This repository is deprecated and no longer actively maintained. It contains outdated code examples or practices that do not align with current MongoDB best practices. While the repository remains accessible for reference purposes, we strongly discourage its use in production environments. Users should be aware that this repository will not receive any further updates, bug fixes, or security patches. This code may expose you to security vulnerabilities, compatibility issues with current MongoDB versions, and potential performance problems. Any implementation based on this repository is at the user's own risk. For up-to-date resources, please refer to the MongoDB Developer Center.
A guides to creating sentence embeddings across documents + master embeddings collection
Ingest New Time Series Data When new data arrives, you can directly process it to generate embeddings and then store both the individual embeddings and the master embedding. This can be done in real-time or in batches, depending on your use case.
- Generate Embeddings in Real-Time As each new data point is ingested, generate its embedding immediately:
from langchain.embeddings import OpenAIEmbeddings
def process_new_record(record):
# Generate embedding for the incoming record
embedding = OpenAIEmbeddings().embed(record['text_field'])
# Optionally, you could store the individual record and its embedding
collection.insert_one({
"timestamp": record['timestamp'],
"text_field": record['text_field'],
"embedding": embedding
})
return embedding
- Batch Process and Create Master Embedding If you’re working with data in batches (e.g., collecting 20 records before processing), you can aggregate the embeddings after a batch is completed: python
batch_embeddings = []
def ingest_batch(batch):
for record in batch:
embedding = process_new_record(record)
batch_embeddings.append(embedding)
# Create a master embedding from the batch
master_embedding = np.mean(batch_embeddings, axis=0)
# Store the master embedding
master_document = {
"time_range": {
"start": batch[0]['timestamp'],
"end": batch[-1]['timestamp']
},
"master_embedding": master_embedding.tolist()
}
master_collection.insert_one(master_document)
# Clear the batch embeddings for the next batch
batch_embeddings.clear()
- Store and Index the Master Embedding After each batch is processed, you store the master embedding and ensure it's indexed for efficient search:
master_collection.create_index([("master_embedding", "2dvector")])

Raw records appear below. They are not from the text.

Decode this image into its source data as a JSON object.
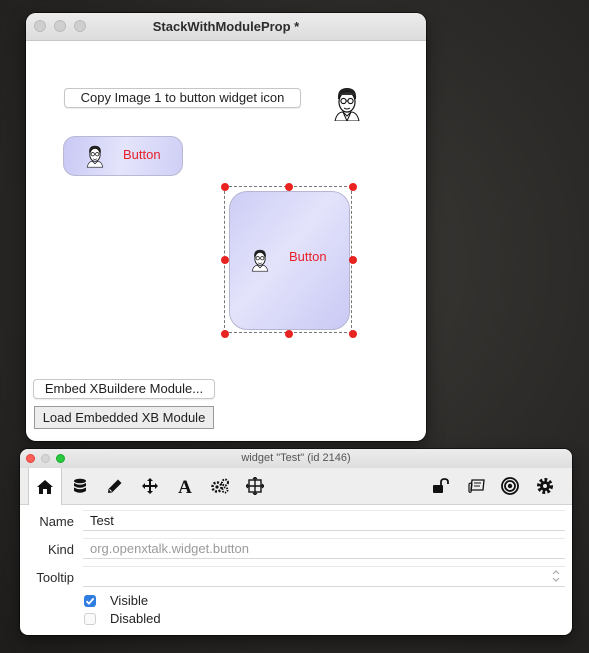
{
  "stack_window": {
    "title": "StackWithModuleProp *",
    "copy_button_label": "Copy Image 1 to button widget icon",
    "small_widget_label": "Button",
    "big_widget_label": "Button",
    "embed_button_label": "Embed XBuildere Module...",
    "load_button_label": "Load Embedded XB Module"
  },
  "inspector": {
    "title": "widget \"Test\" (id 2146)",
    "tabs": [
      "home-icon",
      "database-icon",
      "pencil-icon",
      "move-icon",
      "text-icon",
      "gears-icon",
      "geometry-icon"
    ],
    "right_tools": [
      "lock-icon",
      "message-icon",
      "target-icon",
      "gear-icon"
    ],
    "fields": {
      "name_label": "Name",
      "name_value": "Test",
      "kind_label": "Kind",
      "kind_value": "org.openxtalk.widget.button",
      "tooltip_label": "Tooltip",
      "tooltip_value": ""
    },
    "checkboxes": {
      "visible_label": "Visible",
      "visible_checked": true,
      "disabled_label": "Disabled",
      "disabled_checked": false
    },
    "accent_color": "#2f7de1"
  },
  "colors": {
    "widget_text": "#e8202a",
    "selection_handle": "#e82320",
    "traffic_red": "#fe5f57",
    "traffic_yellow": "#febc2e",
    "traffic_green": "#28c840"
  }
}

- Integrate LangChain for Real-Time Processing LangChain can be used to orchestrate these processes, especially if you’re integrating this workflow into a larger application or pipeline. If your ingestion process is streaming, you can leverage LangChain to manage state, handle retries, and coordinate the embedding generation with MongoDB storage. Example Workflow for Real-Time Ingestion:
from langchain.embeddings import OpenAIEmbeddings
import numpy as np
batch_embeddings = []
def process_new_record(record):
embedding = OpenAIEmbeddings().embed(record['text_field'])
collection.insert_one({
"timestamp": record['timestamp'],
"text_field": record['text_field'],
"embedding": embedding
})
return embedding
def ingest_batch(batch):
for record in batch:
embedding = process_new_record(record)
batch_embeddings.append(embedding)
master_embedding = np.mean(batch_embeddings, axis=0)
master_document = {
"time_range": {
"start": batch[0]['timestamp'],
"end": batch[-1]['timestamp']
},
"master_embedding": master_embedding.tolist()
}
master_collection.insert_one(master_document)
batch_embeddings.clear()
new_data_batch = [{"timestamp": ts, "text_field": text} for ts, text in incoming_data]
ingest_batch(new_data_batch)
Considerations: Streaming vs. Batching: Decide if you're processing data in real-time (streaming) or in batches.
For streaming, you might store each individual record's embedding immediately, whereas, for batching, you aggregate embeddings after a certain number of records.
Error Handling: Implement error handling for cases where embedding generation or database operations might fail.